Durante décadas -aquellas en que los productos de un país se protegían de las intrusiones foráneas, por mor de la autarquía- no les fue posible a los restauradores extranjeros ofrecer a sus clientes la cocina auténtica de cada lugar; la primera materia empleada era pálido reflejo, en la mayoría de los casos, de aquella que había reputado los platos en origen, por lo que la visión del viajero -no tanto la del nativo, ignorante de la realidad- sobre el restaurante que el emigrado había abierto allende las fronteras, era real, aunque injusta, ya que atribuía defectos al restaurador que sólo debían imputarse a terceros. Podríamos pensar que por fortuna ya no es así, que el problema ha sido superado; mas, para no salir de la desgracia, ahora, la mala calidad general de las cocinas extranjeras ya no viene por la 'sustitución de importaciones' -que diría un político de los cincuenta-, lo hace porque los propietarios de los locales prefieren comprar malo y barato, prefabricado o congelado, antes que gastar en material lo que no pueden incluir en la cuenta. Esto opina Carlo d'Anna, restaurador napolitano afincado desde el año 1986 en Valencia y que regenta la trattoria Carlo-Blitz; según su criterio, ese hecho, unido a la nula formación de los profesionales de los fogones, ha convertido la cocina italiana en un compendio de masas congeladas que, previamente moldeadas, dan lugar a las pizzas o los cannelloni, las lasagnas y otros, que fueron y son dignos productos en su lugar de nacimiento.

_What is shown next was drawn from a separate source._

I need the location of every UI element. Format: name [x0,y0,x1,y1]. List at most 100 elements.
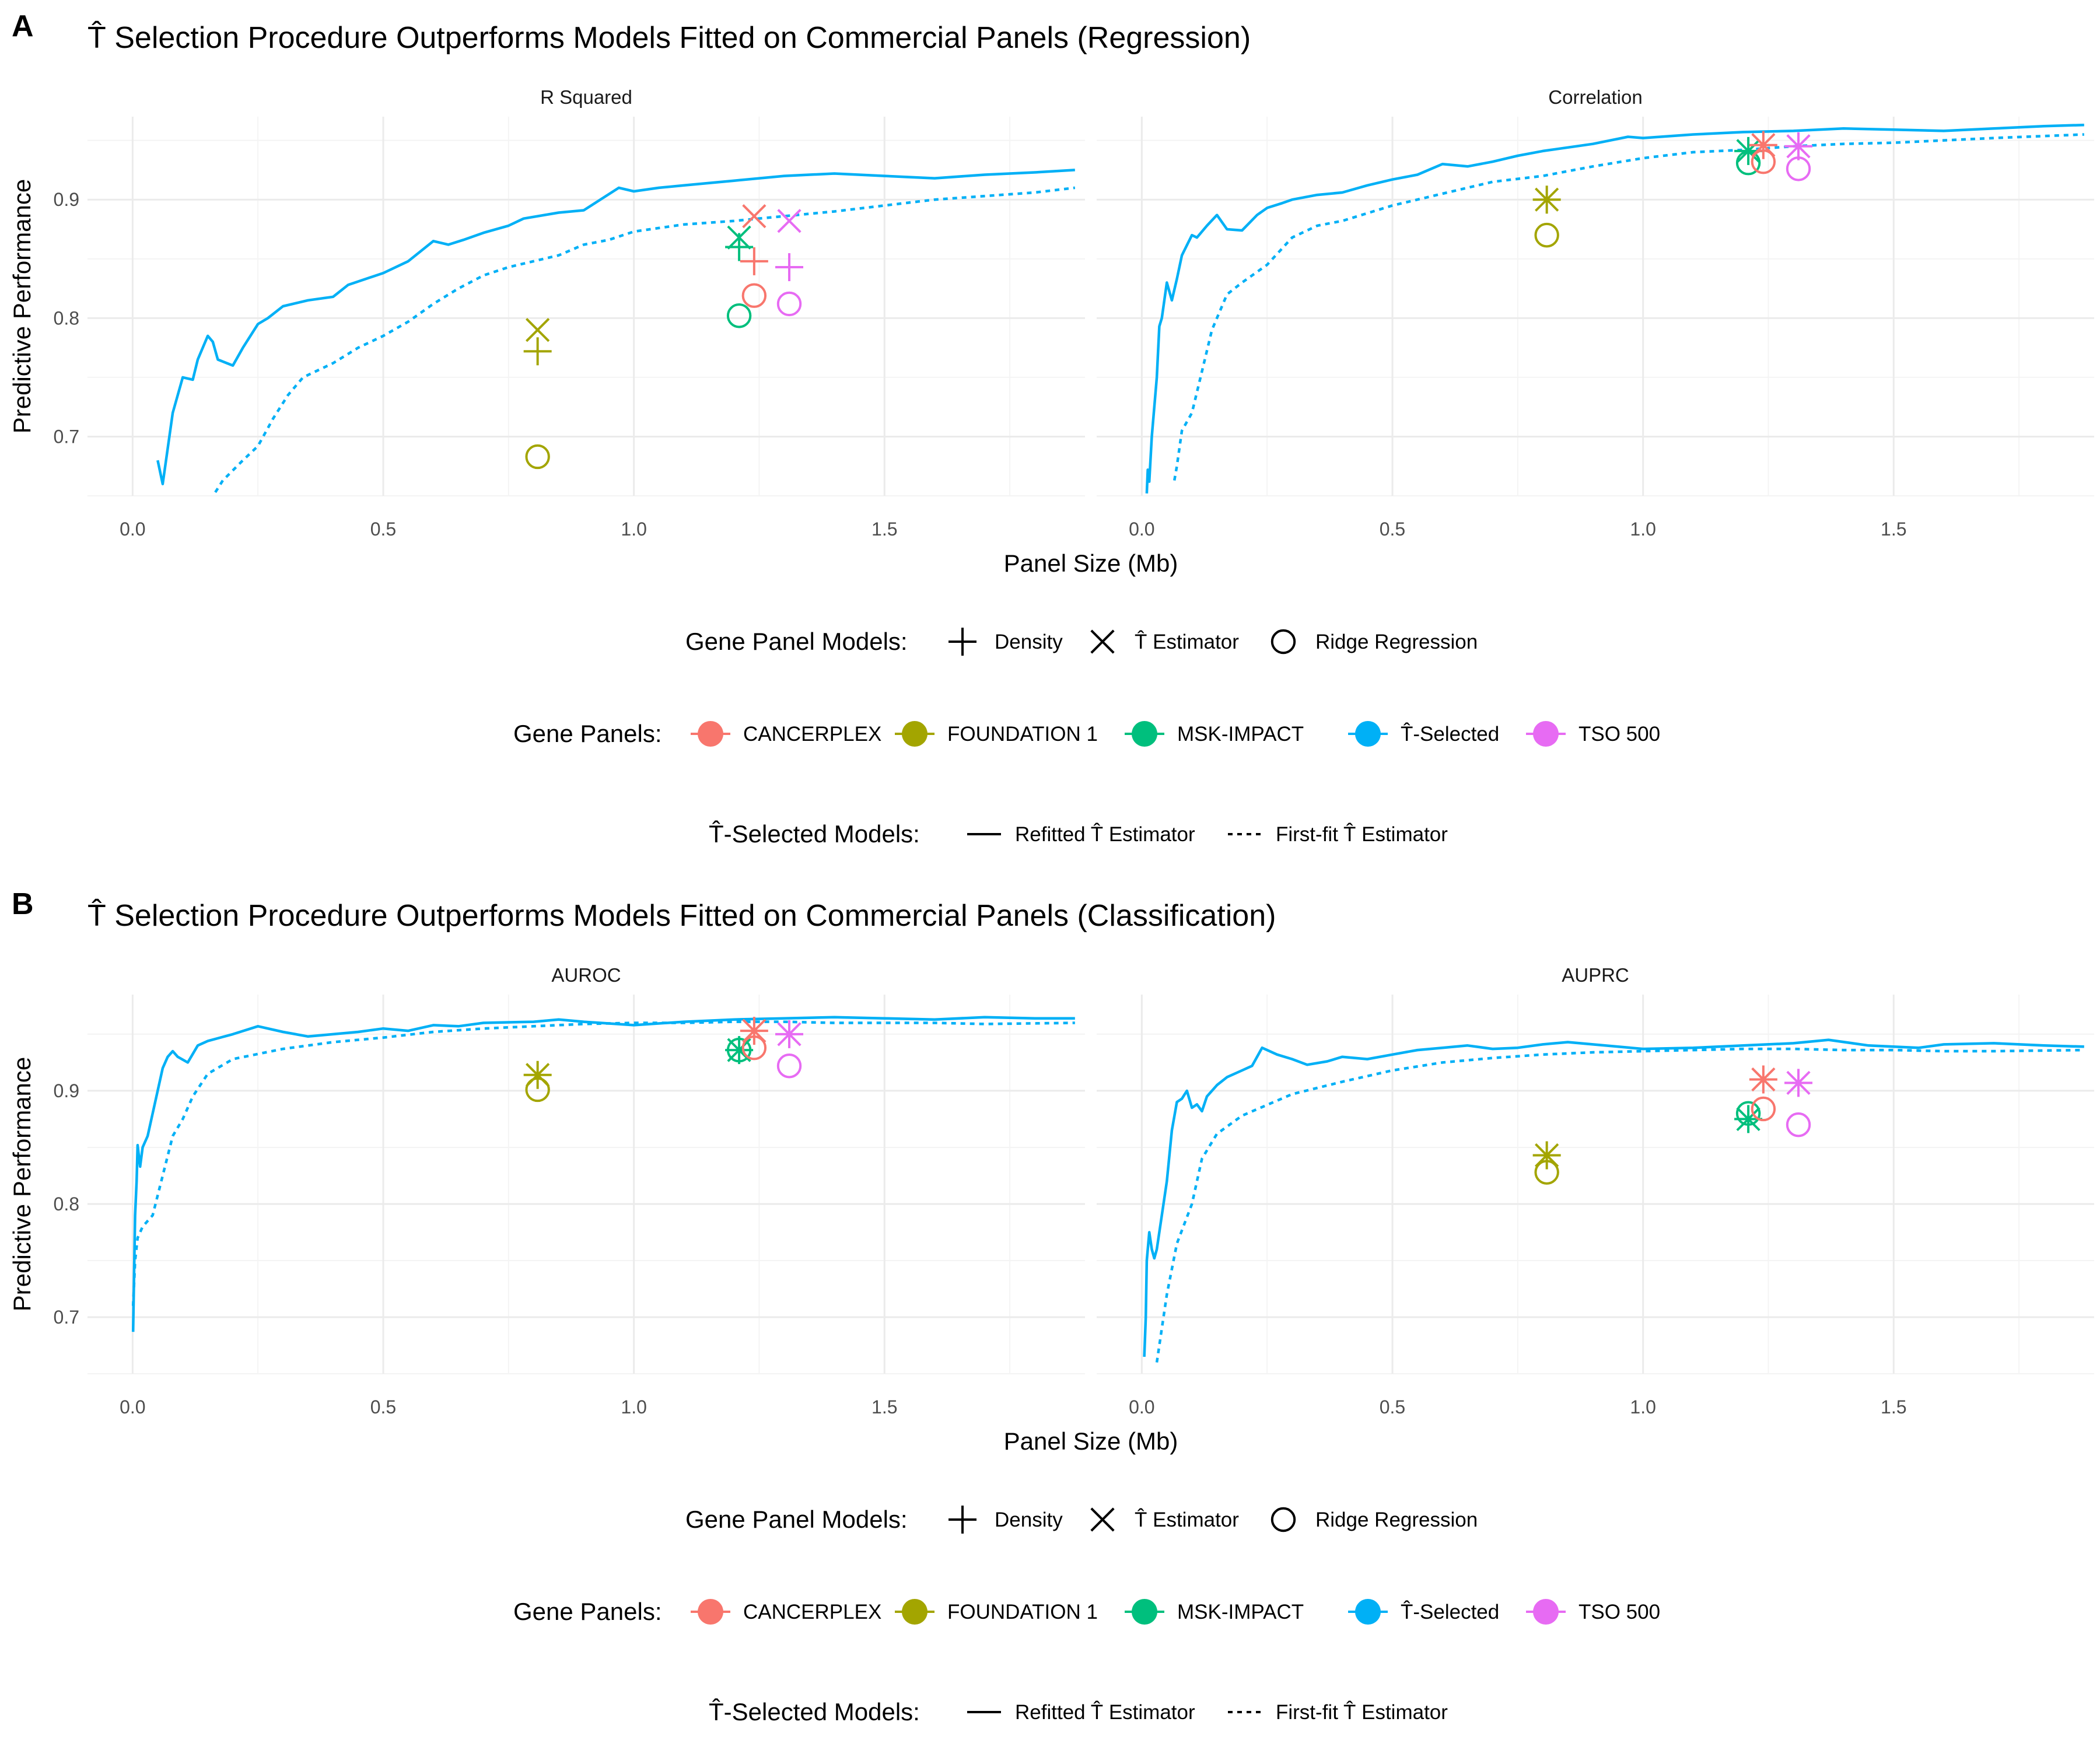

Debido a todo ello, o por ello mismo, los precios que se pagan por comer en este tipo de locales están ajustados a la oferta, y se han convertido en 'restaurantes económicos' mas que internacionales. Los italianos, americanos, alemanes, son reconocidos por los productos más baratos del mercado, y locales como el de Carlo y algunas otras dignas excepciones enseñan que aquellas cocinas nada tienen que ver con lo que se cuece aquí. Las pizzas, las hamburguesas o las salchichas de Frankfurt no representan sino de forma muy limitada aquellas cocinas. No olvidemos que también existen las trufas blancas de Alba -a más de 500.000 pesetas el kilogramo- los solomillos de toro americano y los sofisticados -aunque no siempre gráciles- platos de caza alemanes para convencernos de dicho aserto, por más que su comprobación exija que nos trasmutemos en viajeros a lejanas tierras.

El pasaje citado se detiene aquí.